だから、案件や依頼の状況確認、進捗の共有、担当の見え方など、「これを見た方が早い」状態を少しずつ作ることが大切です。
ラク~のようなツールが定着しやすい会社は、何を整えているのか
ラク~のような仕事管理の仕組みが定着しやすい会社には、いくつか共通点があります。
- 依頼や案件の入口が散らかりすぎていない
- 誰が何を持っているかを見えるようにしたいという共通課題がある
- 管理者だけでなく、現場にも「探さなくていい」「聞かなくていい」というメリットがある
- 単なる記録ではなく、仕事を見失いにくくするための仕組みとして使おうとしている
ラク~は、単に情報を記録するためのツールではありません。
案件や依頼が重なっても、誰が何を担当していて、今どこで止まっているか、次に何をすればいいかが見えやすい状態をつくる仕組みです。

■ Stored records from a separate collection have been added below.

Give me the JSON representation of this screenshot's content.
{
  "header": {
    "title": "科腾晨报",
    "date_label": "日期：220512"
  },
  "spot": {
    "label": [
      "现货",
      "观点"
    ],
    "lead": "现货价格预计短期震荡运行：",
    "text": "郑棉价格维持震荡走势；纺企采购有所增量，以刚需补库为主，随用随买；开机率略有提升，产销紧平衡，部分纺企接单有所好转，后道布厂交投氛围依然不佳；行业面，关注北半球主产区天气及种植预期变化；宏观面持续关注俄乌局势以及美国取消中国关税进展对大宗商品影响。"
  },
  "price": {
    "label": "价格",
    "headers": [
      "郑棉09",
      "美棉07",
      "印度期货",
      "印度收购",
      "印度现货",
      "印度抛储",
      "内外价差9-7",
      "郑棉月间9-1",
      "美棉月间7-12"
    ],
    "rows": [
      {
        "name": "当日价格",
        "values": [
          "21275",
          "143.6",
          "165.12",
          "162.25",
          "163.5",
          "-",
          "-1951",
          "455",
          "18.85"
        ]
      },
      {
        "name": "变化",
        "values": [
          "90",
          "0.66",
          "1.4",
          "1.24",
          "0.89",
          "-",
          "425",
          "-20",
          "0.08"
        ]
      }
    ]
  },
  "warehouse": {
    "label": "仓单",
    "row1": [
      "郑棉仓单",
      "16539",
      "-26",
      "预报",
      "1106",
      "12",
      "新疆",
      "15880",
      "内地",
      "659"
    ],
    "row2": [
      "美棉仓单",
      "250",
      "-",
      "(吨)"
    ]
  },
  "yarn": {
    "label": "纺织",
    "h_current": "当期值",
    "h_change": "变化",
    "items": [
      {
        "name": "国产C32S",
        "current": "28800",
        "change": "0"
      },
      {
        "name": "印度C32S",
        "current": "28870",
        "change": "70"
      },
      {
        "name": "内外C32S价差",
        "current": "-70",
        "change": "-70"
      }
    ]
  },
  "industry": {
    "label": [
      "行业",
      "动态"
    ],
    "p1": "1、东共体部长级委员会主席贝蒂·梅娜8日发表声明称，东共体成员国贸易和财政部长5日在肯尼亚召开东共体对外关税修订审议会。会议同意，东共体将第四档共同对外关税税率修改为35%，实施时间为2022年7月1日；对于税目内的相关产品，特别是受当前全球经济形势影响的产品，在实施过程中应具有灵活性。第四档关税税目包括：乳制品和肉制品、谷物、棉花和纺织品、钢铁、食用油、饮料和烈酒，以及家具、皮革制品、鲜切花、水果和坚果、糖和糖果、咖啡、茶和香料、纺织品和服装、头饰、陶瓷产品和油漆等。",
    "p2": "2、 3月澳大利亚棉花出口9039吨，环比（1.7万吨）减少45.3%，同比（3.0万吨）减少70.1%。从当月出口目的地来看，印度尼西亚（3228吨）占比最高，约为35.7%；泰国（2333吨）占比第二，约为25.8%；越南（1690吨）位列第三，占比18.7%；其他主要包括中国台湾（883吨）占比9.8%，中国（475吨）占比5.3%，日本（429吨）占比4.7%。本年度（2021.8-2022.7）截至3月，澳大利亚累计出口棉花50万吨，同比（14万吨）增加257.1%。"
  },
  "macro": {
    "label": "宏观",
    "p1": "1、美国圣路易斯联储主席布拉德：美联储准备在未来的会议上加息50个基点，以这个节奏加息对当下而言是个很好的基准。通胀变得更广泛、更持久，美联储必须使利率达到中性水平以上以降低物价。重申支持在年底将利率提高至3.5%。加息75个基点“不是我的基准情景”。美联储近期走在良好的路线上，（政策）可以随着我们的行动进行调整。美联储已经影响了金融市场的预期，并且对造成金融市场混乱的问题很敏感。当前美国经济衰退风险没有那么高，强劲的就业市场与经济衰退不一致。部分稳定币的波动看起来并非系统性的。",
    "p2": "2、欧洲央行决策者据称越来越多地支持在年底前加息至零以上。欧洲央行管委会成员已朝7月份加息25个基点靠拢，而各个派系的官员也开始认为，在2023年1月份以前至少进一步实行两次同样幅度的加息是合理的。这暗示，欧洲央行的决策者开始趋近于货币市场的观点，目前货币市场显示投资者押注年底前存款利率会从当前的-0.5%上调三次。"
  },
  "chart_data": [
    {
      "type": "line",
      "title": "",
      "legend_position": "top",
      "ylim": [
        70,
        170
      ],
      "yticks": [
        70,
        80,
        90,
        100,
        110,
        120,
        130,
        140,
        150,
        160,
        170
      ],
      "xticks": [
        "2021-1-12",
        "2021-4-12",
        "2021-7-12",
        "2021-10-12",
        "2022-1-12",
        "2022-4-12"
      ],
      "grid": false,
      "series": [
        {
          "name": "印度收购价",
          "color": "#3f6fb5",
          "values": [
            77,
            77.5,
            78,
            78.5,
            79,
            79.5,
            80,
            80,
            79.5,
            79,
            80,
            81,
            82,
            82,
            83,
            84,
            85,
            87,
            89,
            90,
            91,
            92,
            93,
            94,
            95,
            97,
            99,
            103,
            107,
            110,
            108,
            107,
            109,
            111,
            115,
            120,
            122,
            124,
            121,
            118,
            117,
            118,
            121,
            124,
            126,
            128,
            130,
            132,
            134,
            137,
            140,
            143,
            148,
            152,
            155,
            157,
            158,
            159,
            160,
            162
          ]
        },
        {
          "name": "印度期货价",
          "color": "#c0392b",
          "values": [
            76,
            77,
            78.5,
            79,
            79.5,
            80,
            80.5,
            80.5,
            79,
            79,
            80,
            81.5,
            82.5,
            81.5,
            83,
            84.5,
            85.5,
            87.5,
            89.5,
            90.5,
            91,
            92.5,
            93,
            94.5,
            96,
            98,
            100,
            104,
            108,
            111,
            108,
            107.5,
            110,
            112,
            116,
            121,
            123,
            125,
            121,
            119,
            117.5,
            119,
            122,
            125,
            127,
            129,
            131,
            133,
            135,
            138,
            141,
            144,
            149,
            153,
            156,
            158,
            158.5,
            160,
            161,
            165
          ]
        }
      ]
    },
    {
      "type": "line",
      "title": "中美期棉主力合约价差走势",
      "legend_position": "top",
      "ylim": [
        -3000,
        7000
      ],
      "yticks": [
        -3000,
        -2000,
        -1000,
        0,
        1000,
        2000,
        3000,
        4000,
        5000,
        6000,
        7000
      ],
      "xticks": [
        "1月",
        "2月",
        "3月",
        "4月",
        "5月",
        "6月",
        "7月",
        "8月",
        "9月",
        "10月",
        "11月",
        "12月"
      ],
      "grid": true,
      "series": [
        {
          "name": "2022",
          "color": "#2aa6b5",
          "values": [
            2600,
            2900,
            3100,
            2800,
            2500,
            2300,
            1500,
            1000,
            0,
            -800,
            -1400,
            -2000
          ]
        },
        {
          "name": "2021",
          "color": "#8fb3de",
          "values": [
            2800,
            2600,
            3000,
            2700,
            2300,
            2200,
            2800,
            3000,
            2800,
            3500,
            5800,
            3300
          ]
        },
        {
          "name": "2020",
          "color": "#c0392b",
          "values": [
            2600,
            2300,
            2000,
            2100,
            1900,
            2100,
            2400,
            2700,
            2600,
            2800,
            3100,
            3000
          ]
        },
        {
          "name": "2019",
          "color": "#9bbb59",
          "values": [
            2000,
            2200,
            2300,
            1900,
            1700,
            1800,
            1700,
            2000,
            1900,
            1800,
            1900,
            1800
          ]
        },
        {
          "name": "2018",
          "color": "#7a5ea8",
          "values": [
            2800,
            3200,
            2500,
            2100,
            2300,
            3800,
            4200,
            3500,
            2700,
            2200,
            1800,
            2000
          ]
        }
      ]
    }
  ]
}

だからこそ、定着させるときも「管理のために入れる」のではなく、現場と管理者の両方が仕事を見失いにくくなるという価値で入っていくほうが、自然に使われやすくなります。
まとめ
ツールを入れても使わなくなるのは、現場が悪いからではありません。
導入目的が曖昧なまま進んでいたり、現場の流れに合っていなかったり、教育やフォローが足りなかったりすると、どんなツールでも使われにくくなります。 [matthiasfrank.de], [support.mi…rosoft.com]
逆に、定着する会社は、
- 目的を現場の言葉で伝える
- 小さく始める
- 仕事の流れに組み込む
- 最初の成功体験を作る
- 段階的に習慣化する
といった進め方をしています。 [matthiasfrank.de], [support.mi…rosoft.com]
ラク~のようなツールも、入れたこと自体ではなく、現場で使われてこそ意味があります。

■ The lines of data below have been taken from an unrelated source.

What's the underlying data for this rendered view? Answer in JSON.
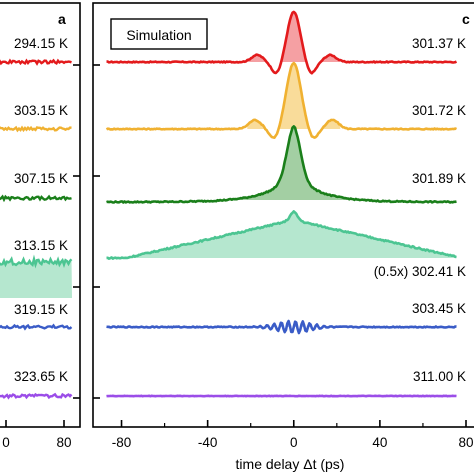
{
  "chart_data": [
    {
      "type": "line",
      "panel_label": "a",
      "x_tick_labels": [
        "0",
        "80"
      ],
      "series": [
        {
          "name": "294.15 K",
          "color": "#e31a1c"
        },
        {
          "name": "303.15 K",
          "color": "#f0b131"
        },
        {
          "name": "307.15 K",
          "color": "#1a7f1a"
        },
        {
          "name": "313.15 K",
          "color": "#4cc592"
        },
        {
          "name": "319.15 K",
          "color": "#3a5cc7"
        },
        {
          "name": "323.65 K",
          "color": "#9b4de8"
        }
      ]
    },
    {
      "type": "area",
      "panel_label": "c",
      "legend_box": "Simulation",
      "xlabel": "time delay Δt (ps)",
      "xlim": [
        -90,
        80
      ],
      "x_ticks": [
        -80,
        -40,
        0,
        40,
        80
      ],
      "x_tick_labels": [
        "-80",
        "-40",
        "0",
        "40",
        "80"
      ],
      "grid": false,
      "series": [
        {
          "name": "301.37 K",
          "color": "#e31a1c",
          "fill": "#f5a0a3",
          "shape": "narrow_oscillating_peak",
          "peak_width_ps": 5,
          "side_lobes_ps": 18
        },
        {
          "name": "301.72 K",
          "color": "#f0b131",
          "fill": "#f9dc9a",
          "shape": "peak_with_side_lobes",
          "peak_width_ps": 6,
          "side_lobes_ps": 18
        },
        {
          "name": "301.89 K",
          "color": "#1a7f1a",
          "fill": "#a3cfa3",
          "shape": "peak_on_broad_base",
          "peak_width_ps": 6,
          "base_width_ps": 28
        },
        {
          "name": "302.41 K",
          "scale_note": "(0.5x)",
          "color": "#4cc592",
          "fill": "#b5e7cf",
          "shape": "broad_triangular",
          "base_width_ps": 75
        },
        {
          "name": "303.45 K",
          "color": "#3a5cc7",
          "fill": "#a8b8ea",
          "shape": "weak_oscillation"
        },
        {
          "name": "311.00 K",
          "color": "#9b4de8",
          "fill": "#d4b8f3",
          "shape": "flat"
        }
      ]
    }
  ]
}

だからこそ、ツールを選ぶことと同じくらい、どう定着させるかを最初から考えておくことが大切です。
FAQ
Q1. ツールを入れたのに使われなくなるのは、よくあることですか?
はい。珍しいことではありません。目的の共有不足、現場とのズレ、教育不足などがあると、最初だけ使われて止まることが起きやすいです。 [matthiasfrank.de], [support.mi…rosoft.com]

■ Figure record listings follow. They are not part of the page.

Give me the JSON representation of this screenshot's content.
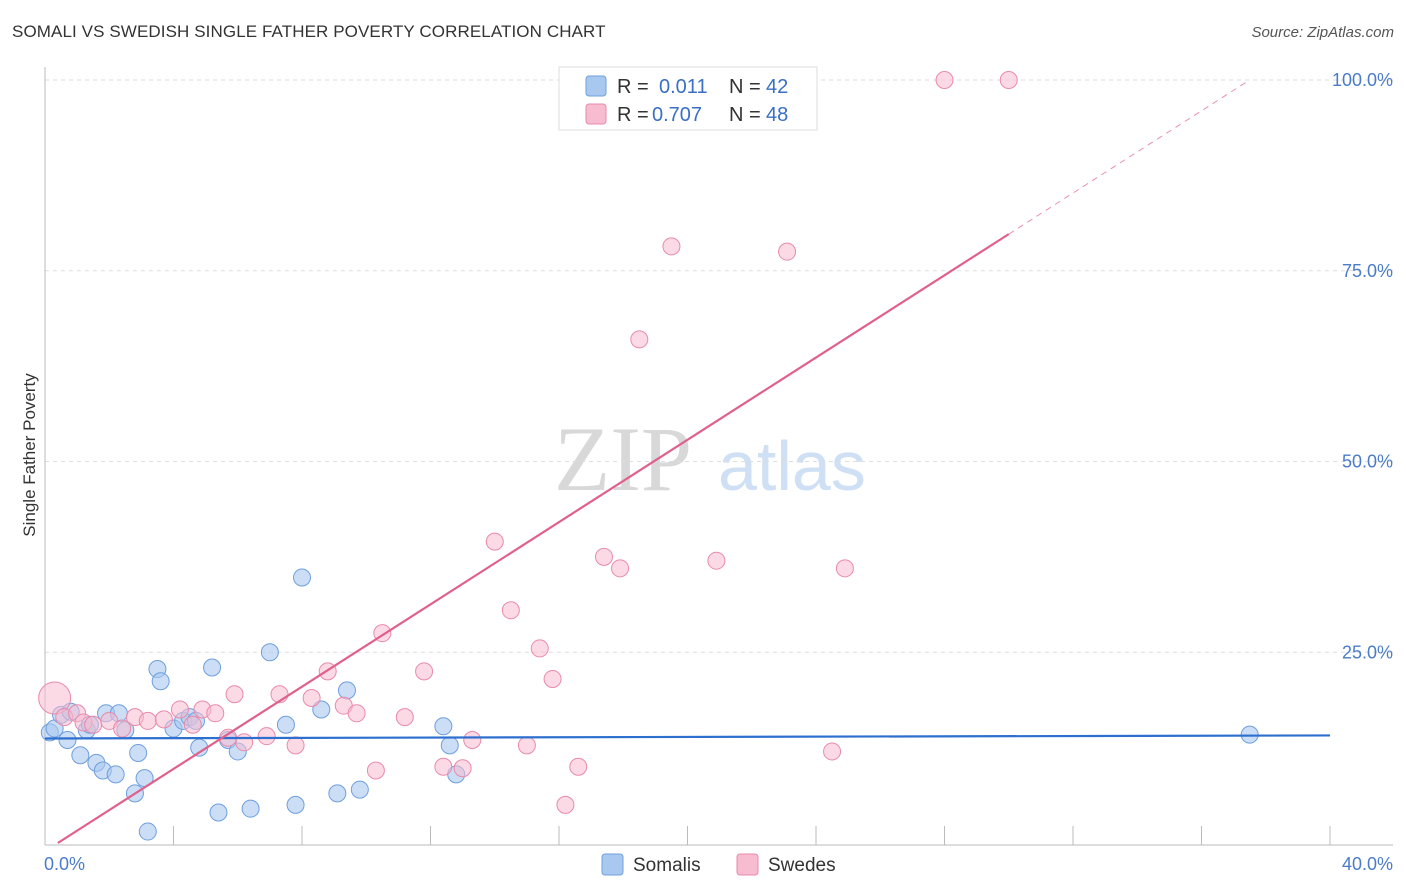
{
  "title": "SOMALI VS SWEDISH SINGLE FATHER POVERTY CORRELATION CHART",
  "source": "Source: ZipAtlas.com",
  "watermark": {
    "zip": "ZIP",
    "atlas": "atlas"
  },
  "colors": {
    "somali_fill": "#a9c8f0",
    "somali_stroke": "#6f9fde",
    "somali_line": "#2c6fcf",
    "swede_fill": "#f7bcd0",
    "swede_stroke": "#e98aab",
    "swede_line": "#e0608c",
    "axis_label": "#4a7cc9",
    "grid": "#dddddd"
  },
  "legend": {
    "somalis": {
      "r_label": "R =",
      "r_value": "0.011",
      "n_label": "N =",
      "n_value": "42"
    },
    "swedes": {
      "r_label": "R =",
      "r_value": "0.707",
      "n_label": "N =",
      "n_value": "48"
    }
  },
  "bottom_legend": {
    "somalis": "Somalis",
    "swedes": "Swedes"
  },
  "chart_data": {
    "type": "scatter",
    "title": "SOMALI VS SWEDISH SINGLE FATHER POVERTY CORRELATION CHART",
    "xlabel": "",
    "ylabel": "Single Father Poverty",
    "xlim": [
      0,
      40
    ],
    "ylim": [
      0,
      100
    ],
    "x_tick_labels": [
      "0.0%",
      "40.0%"
    ],
    "y_ticks": [
      25,
      50,
      75,
      100
    ],
    "y_tick_labels": [
      "25.0%",
      "50.0%",
      "75.0%",
      "100.0%"
    ],
    "legend_position": "top-center",
    "series": [
      {
        "name": "Somalis",
        "r": 0.011,
        "n": 42,
        "trend": {
          "x0": 0,
          "y0": 13.7,
          "x1": 40,
          "y1": 14.1
        },
        "points": [
          [
            0.15,
            14.5
          ],
          [
            0.3,
            15.0
          ],
          [
            0.5,
            16.8
          ],
          [
            0.7,
            13.5
          ],
          [
            0.8,
            17.2
          ],
          [
            1.1,
            11.5
          ],
          [
            1.3,
            14.8
          ],
          [
            1.4,
            15.5
          ],
          [
            1.6,
            10.5
          ],
          [
            1.8,
            9.5
          ],
          [
            1.9,
            17.0
          ],
          [
            2.2,
            9.0
          ],
          [
            2.3,
            17.0
          ],
          [
            2.5,
            14.8
          ],
          [
            2.8,
            6.5
          ],
          [
            2.9,
            11.8
          ],
          [
            3.1,
            8.5
          ],
          [
            3.2,
            1.5
          ],
          [
            3.5,
            22.8
          ],
          [
            3.6,
            21.2
          ],
          [
            4.0,
            15.0
          ],
          [
            4.3,
            16.0
          ],
          [
            4.5,
            16.5
          ],
          [
            4.7,
            16.0
          ],
          [
            4.8,
            12.5
          ],
          [
            5.2,
            23.0
          ],
          [
            5.4,
            4.0
          ],
          [
            5.7,
            13.5
          ],
          [
            6.0,
            12.0
          ],
          [
            6.4,
            4.5
          ],
          [
            7.0,
            25.0
          ],
          [
            7.5,
            15.5
          ],
          [
            7.8,
            5.0
          ],
          [
            8.0,
            34.8
          ],
          [
            8.6,
            17.5
          ],
          [
            9.1,
            6.5
          ],
          [
            9.4,
            20.0
          ],
          [
            9.8,
            7.0
          ],
          [
            12.4,
            15.3
          ],
          [
            12.6,
            12.8
          ],
          [
            12.8,
            9.0
          ],
          [
            37.5,
            14.2
          ]
        ]
      },
      {
        "name": "Swedes",
        "r": 0.707,
        "n": 48,
        "trend": {
          "x0": 0.4,
          "y0": 0,
          "x1": 30.0,
          "y1": 79.8
        },
        "trend_extension": {
          "x0": 30.0,
          "y0": 79.8,
          "x1": 37.5,
          "y1": 100
        },
        "points": [
          [
            0.3,
            19.0
          ],
          [
            0.6,
            16.5
          ],
          [
            1.0,
            17.0
          ],
          [
            1.2,
            15.8
          ],
          [
            1.5,
            15.5
          ],
          [
            2.0,
            16.0
          ],
          [
            2.4,
            15.0
          ],
          [
            2.8,
            16.5
          ],
          [
            3.2,
            16.0
          ],
          [
            3.7,
            16.2
          ],
          [
            4.2,
            17.5
          ],
          [
            4.6,
            15.5
          ],
          [
            4.9,
            17.5
          ],
          [
            5.3,
            17.0
          ],
          [
            5.7,
            13.8
          ],
          [
            5.9,
            19.5
          ],
          [
            6.2,
            13.2
          ],
          [
            6.9,
            14.0
          ],
          [
            7.3,
            19.5
          ],
          [
            7.8,
            12.8
          ],
          [
            8.3,
            19.0
          ],
          [
            8.8,
            22.5
          ],
          [
            9.3,
            18.0
          ],
          [
            9.7,
            17.0
          ],
          [
            10.3,
            9.5
          ],
          [
            10.5,
            27.5
          ],
          [
            11.2,
            16.5
          ],
          [
            11.8,
            22.5
          ],
          [
            12.4,
            10.0
          ],
          [
            13.0,
            9.8
          ],
          [
            13.3,
            13.5
          ],
          [
            14.0,
            39.5
          ],
          [
            14.5,
            30.5
          ],
          [
            15.0,
            12.8
          ],
          [
            15.4,
            25.5
          ],
          [
            15.8,
            21.5
          ],
          [
            16.2,
            5.0
          ],
          [
            16.6,
            10.0
          ],
          [
            17.4,
            37.5
          ],
          [
            17.9,
            36.0
          ],
          [
            18.5,
            66.0
          ],
          [
            19.5,
            78.2
          ],
          [
            20.9,
            37.0
          ],
          [
            23.1,
            77.5
          ],
          [
            24.5,
            12.0
          ],
          [
            24.9,
            36.0
          ],
          [
            28.0,
            100.0
          ],
          [
            30.0,
            100.0
          ]
        ]
      }
    ]
  }
}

Q2. 定着しない原因は、ツールの機能不足だけですか?
いいえ。ツールの機能だけでなく、導入目的の曖昧さ、業務フローとの乖離、教育・フォロー不足、メリット実感不足などが大きいです。 [matthiasfrank.de], [support.mi…rosoft.com]
Q3. いきなり全社導入しないほうがいいのですか?
一部から始めるほうが進めやすいことが多いです。実際に、スモールスタートで検証してから広げた事例が紹介されています。
Q4. 現場に浸透させるには、何から始めればいいですか?
最初は“見るだけ”から入り、小さな成功体験を作り、一緒に使いながら習慣化していく流れが現実的です。 [support.mi…rosoft.com], [myitteam.pro]
Q5. 管理ツールを定着させるには、現場にもメリットが必要ですか?
はい。管理者だけが便利でも、現場に「使った方がラク」という実感がなければ定着しにくいです。